Each year, Design for Social Innovation (DFSI) brings together students from diverse backgrounds and disciplines to dive in and tackle real world problems in real time while still in school. Participating students are selected through an application and interview process, and are then placed in interdisciplinary, diverse teams and given a client to work with for the semester. In the Spring of 2020,26 students from 7 schools, worked with 6 clients around the world.

“These are not simulations or case studies. They’re entrusted to work with their client on serious problems facing communities right now – problems such as human rights abuses, education access, and deradicalization – and they’re tasked with moving the needle on the problem in a meaningful way,” explains Professor Holloway.

“We teach them a human centered design methodology for unpacking and reframing problems. Our job as instructors is to guide them through this problem process, but the students are the ones making key decisions based on what they learn,” adds Professor Royalty. “Our students gain real world experience collaborating with stakeholders which directly prepares them to have an impact after they graduate .” 

Students have worked with such organizations as community support-system Harlem Children’s Zone, human rights organization WITNESS, and international education organization Aga Khan.

“I would absolutely recommend this class to just about everyone, but especially to people who want to expand their problem-solving framework, or feel frustrated about the state of the world,” said Binta Coulibaly, Columbia College, who worked with General Assembly on better connecting their tech learning opportunities to low-income and minority college students in NYC. “I remember the moment I realized I could use my creativity and empathy towards developing solutions for issues I care about. It is very powerful and gratifying to help people, and it’s even better to learn while doing so.”

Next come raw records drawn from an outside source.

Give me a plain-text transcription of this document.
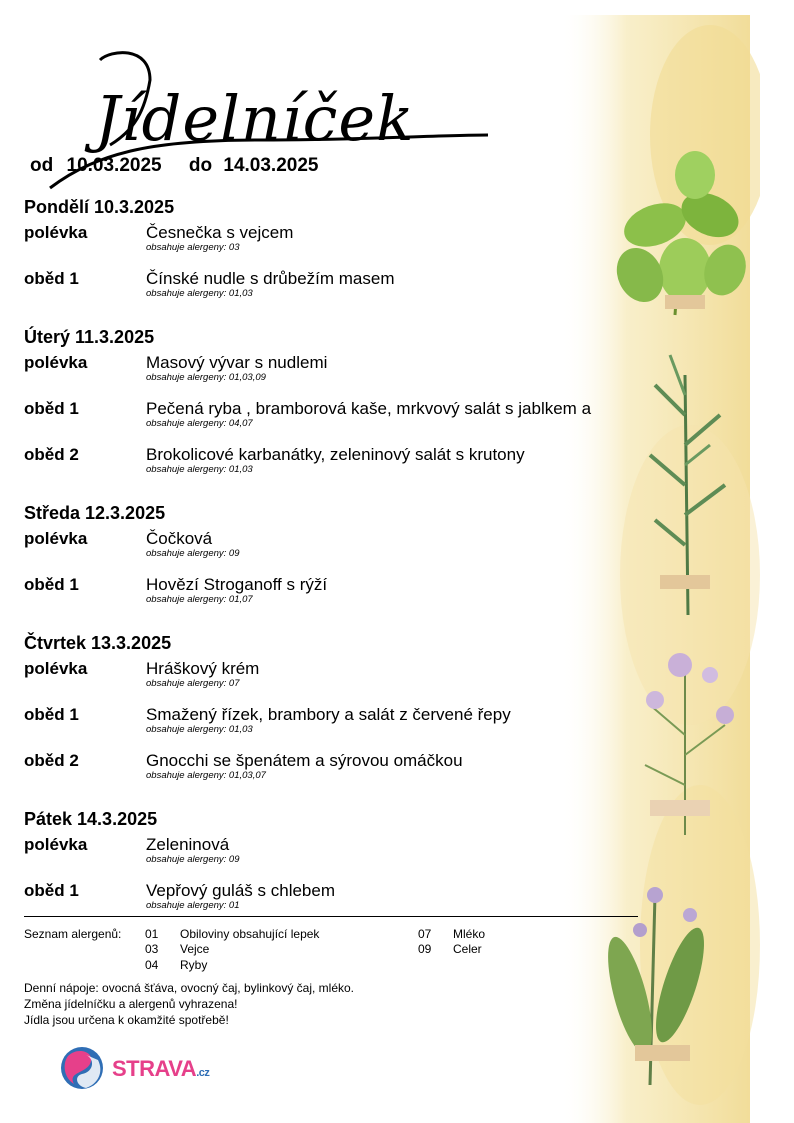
Jídelníček
od 10.03.2025 do 14.03.2025
Pondělí 10.3.2025
polévka	Česnečka s vejcem
obsahuje alergeny: 03
oběd 1	Čínské nudle s drůbežím masem
obsahuje alergeny: 01,03
Úterý 11.3.2025
polévka	Masový vývar s nudlemi
obsahuje alergeny: 01,03,09
oběd 1	Pečená ryba , bramborová kaše, mrkvový salát s jablkem a
obsahuje alergeny: 04,07
oběd 2	Brokolicové karbanátky, zeleninový salát s krutony
obsahuje alergeny: 01,03
Středa 12.3.2025
polévka	Čočková
obsahuje alergeny: 09
oběd 1	Hovězí Stroganoff s rýží
obsahuje alergeny: 01,07
Čtvrtek 13.3.2025
polévka	Hráškový krém
obsahuje alergeny: 07
oběd 1	Smažený řízek, brambory a salát z červené řepy
obsahuje alergeny: 01,03
oběd 2	Gnocchi se špenátem a sýrovou omáčkou
obsahuje alergeny: 01,03,07
Pátek 14.3.2025
polévka	Zeleninová
obsahuje alergeny: 09
oběd 1	Vepřový guláš s chlebem
obsahuje alergeny: 01
Seznam alergenů: 01 Obiloviny obsahující lepek
03 Vejce
04 Ryby
07 Mléko
09 Celer
Denní nápoje: ovocná šťáva, ovocný čaj, bylinkový čaj, mléko.
Změna jídelníčku a alergenů vyhrazena!
Jídla jsou určena k okamžité spotřebě!
STRAVA.cz
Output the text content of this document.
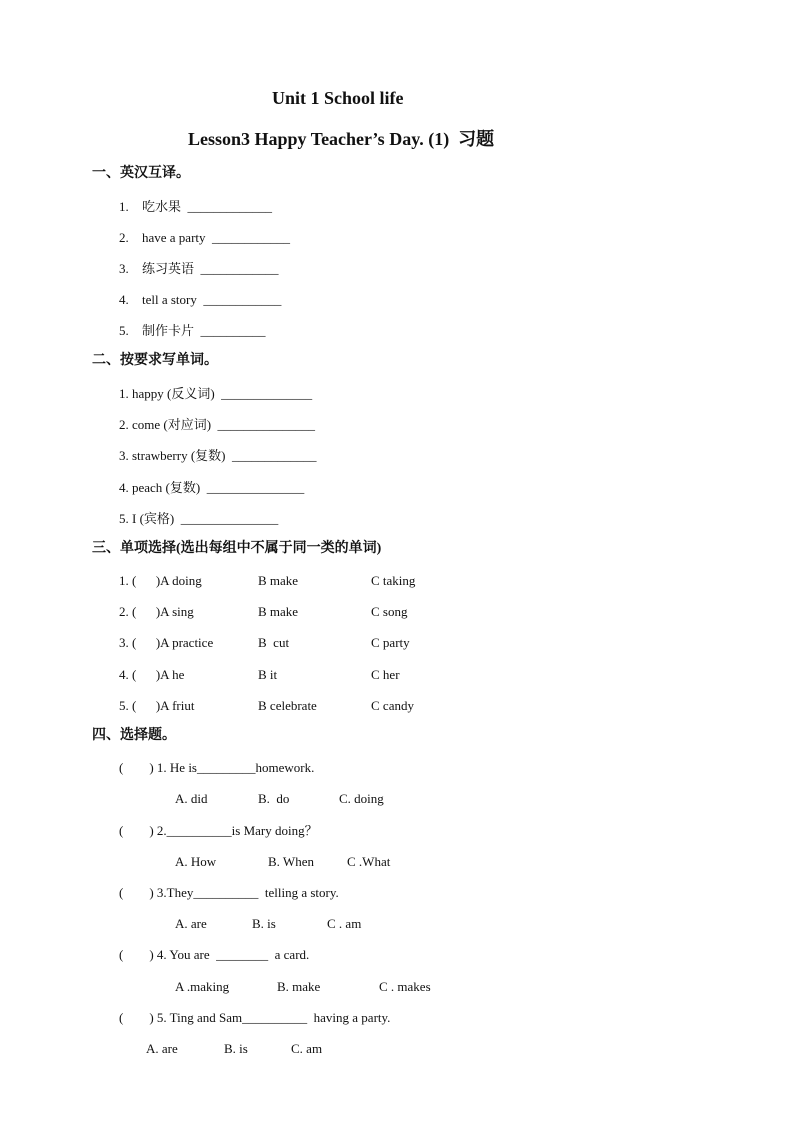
Unit 1 School life
Lesson3 Happy Teacher’s Day. (1)  习题
一、英汉互译。
1. 吃水果  _____________
2. have a party  ____________
3. 练习英语  ____________
4. tell a story  ____________
5. 制作卡片  __________
二、按要求写单词。
1. happy (反义词)  ______________
2. come (对应词)  _______________
3. strawberry (复数)  _____________
4. peach (复数)  _______________
5. I (宾格)  _______________
三、单项选择(选出每组中不属于同一类的单词)
1. (      )A doing	B make	C taking
2. (      )A sing	B make	C song
3. (      )A practice	B  cut	C party
4. (      )A he	B it	C her
5. (      )A friut	B celebrate	C candy
四、选择题。
(        ) 1. He is_________homework.
A. did	B.  do	C. doing
(        ) 2.__________is Mary doing？
A. How	B. When	C .What
(        ) 3.They__________  telling a story.
A. are	B. is	C . am
(        ) 4. You are  ________  a card.
A .making	B. make	C . makes
(        ) 5. Ting and Sam__________  having a party.
A. are	B. is	C. am
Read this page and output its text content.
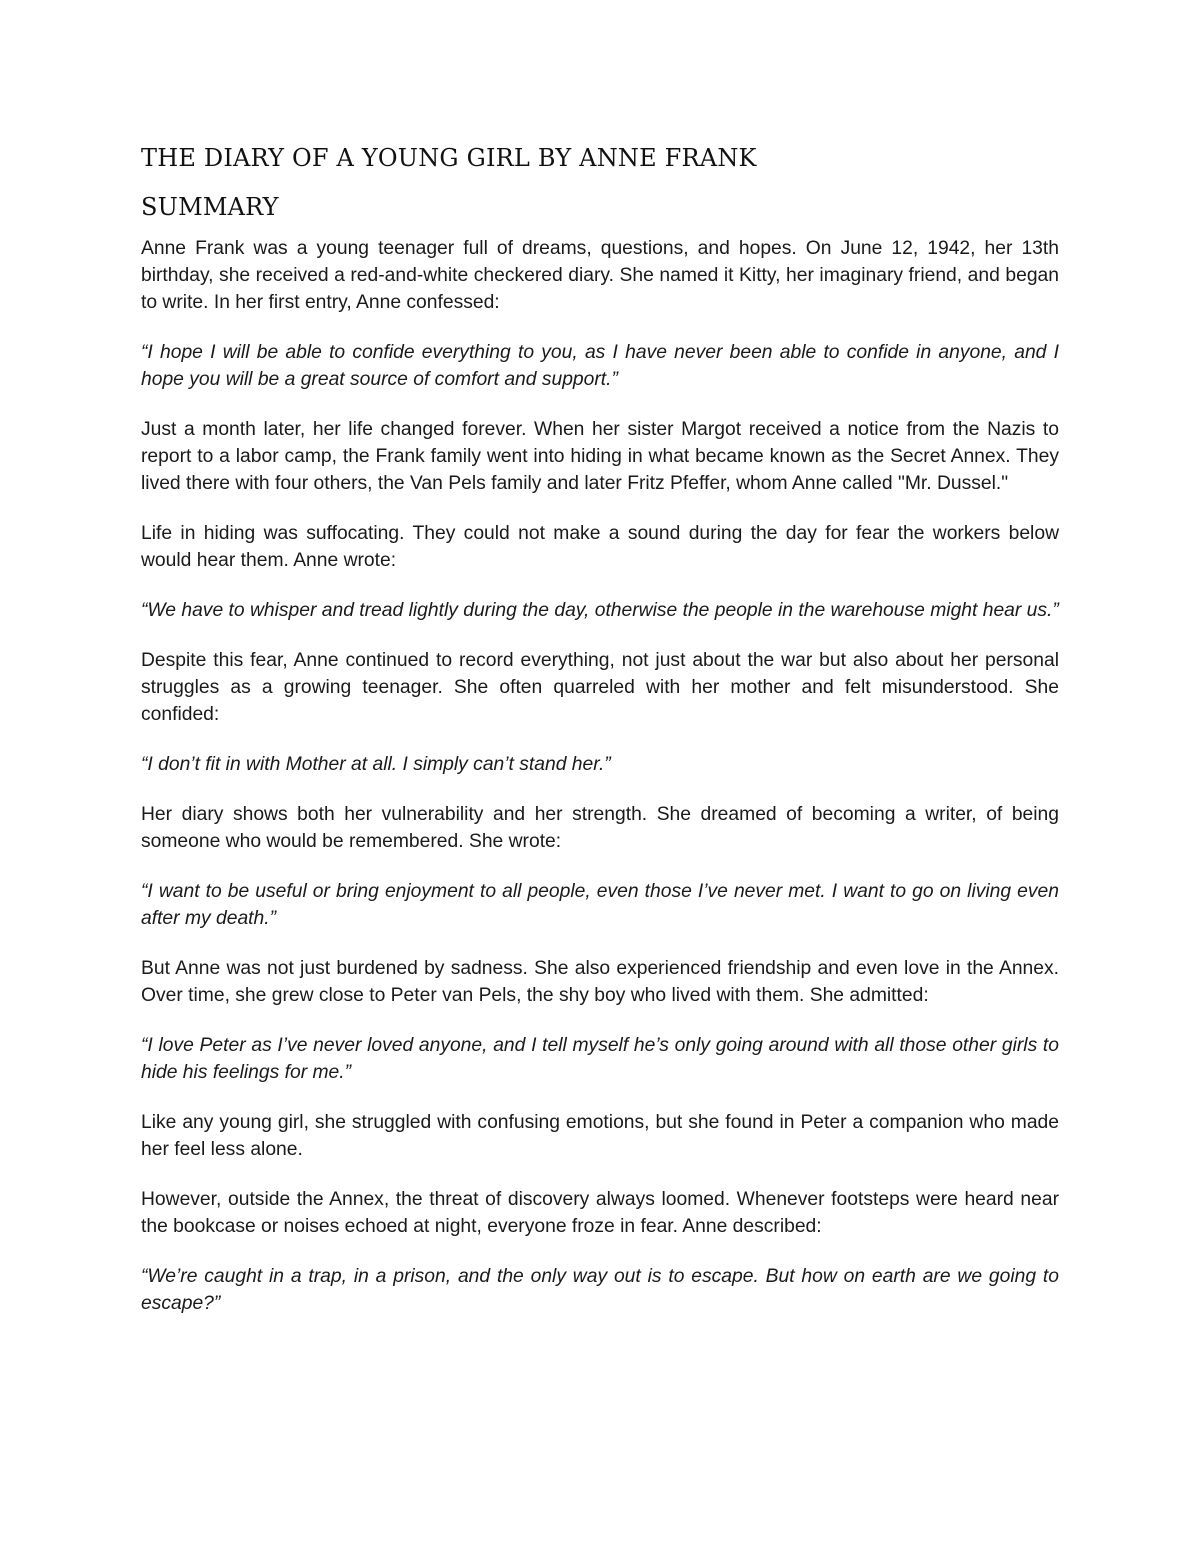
THE DIARY OF A YOUNG GIRL BY ANNE FRANK
SUMMARY

Anne Frank was a young teenager full of dreams, questions, and hopes. On June 12, 1942, her 13th birthday, she received a red-and-white checkered diary. She named it Kitty, her imaginary friend, and began to write. In her first entry, Anne confessed:

“I hope I will be able to confide everything to you, as I have never been able to confide in anyone, and I hope you will be a great source of comfort and support.”

Just a month later, her life changed forever. When her sister Margot received a notice from the Nazis to report to a labor camp, the Frank family went into hiding in what became known as the Secret Annex. They lived there with four others, the Van Pels family and later Fritz Pfeffer, whom Anne called "Mr. Dussel."

Life in hiding was suffocating. They could not make a sound during the day for fear the workers below would hear them. Anne wrote:

“We have to whisper and tread lightly during the day, otherwise the people in the warehouse might hear us.”

Despite this fear, Anne continued to record everything, not just about the war but also about her personal struggles as a growing teenager. She often quarreled with her mother and felt misunderstood. She confided:

“I don’t fit in with Mother at all. I simply can’t stand her.”

Her diary shows both her vulnerability and her strength. She dreamed of becoming a writer, of being someone who would be remembered. She wrote:

“I want to be useful or bring enjoyment to all people, even those I’ve never met. I want to go on living even after my death.”

But Anne was not just burdened by sadness. She also experienced friendship and even love in the Annex. Over time, she grew close to Peter van Pels, the shy boy who lived with them. She admitted:

“I love Peter as I’ve never loved anyone, and I tell myself he’s only going around with all those other girls to hide his feelings for me.”

Like any young girl, she struggled with confusing emotions, but she found in Peter a companion who made her feel less alone.

However, outside the Annex, the threat of discovery always loomed. Whenever footsteps were heard near the bookcase or noises echoed at night, everyone froze in fear. Anne described:

“We’re caught in a trap, in a prison, and the only way out is to escape. But how on earth are we going to escape?”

Students not only have the chance to make a difference in the world, but also come away with valuable work experience that they do not get in a traditional classroom.

“Being able to work with clients is a much-needed experience. Since all our classwork is theoretical, we don’t get the opportunity to practice certain skills like communication and listening,” said Zein Freiha, Barnard, who worked with WITNESS. “With this class, you have to be fully engaged with your clients as well as your clients’ clients.” 

“As an engineering undergrad I think this course forced me to bring a level of maturity and professionalism not necessarily as essential in other courses. Organizing countless interviews with students and professionals, managing client interactions, and trying to keep everything on track all helped me grow skills I wasn’t expecting to in this course,” said Ridley Eastland-Fruit, Columbia Engineering, who worked with General Assembly.  “Being able to essentially work on your own design consulting team with a real client for a semester is an amazing opportunity.”

“I would absolutely, without hesitation, recommend this class to others. One huge benefit is the opportunity to collaborate in teams with students across all of Columbia’s various schools, learning from their perspectives and approach to problem solving,” said Jeremy Seah, Columbia Business School, who worked with the Aga Khan Foundation. “Not every class changes your mindset and shapes your opinions about the world, but DFSI most certainly did.”

“We were so pleased to have the energy, insights, and creativity of these Columbia students infused into our organization,” said Latasha Morgan, Director of Parent and Community Programs at Harlem Children’s Zone, Inc.. “In fact, the partnership worked out so well that the team that worked with us during their Spring semester has decided to continue volunteering with us to further contribute to the HCZ mission. They have been a tremendous asset for our community, especially during this time of real need.”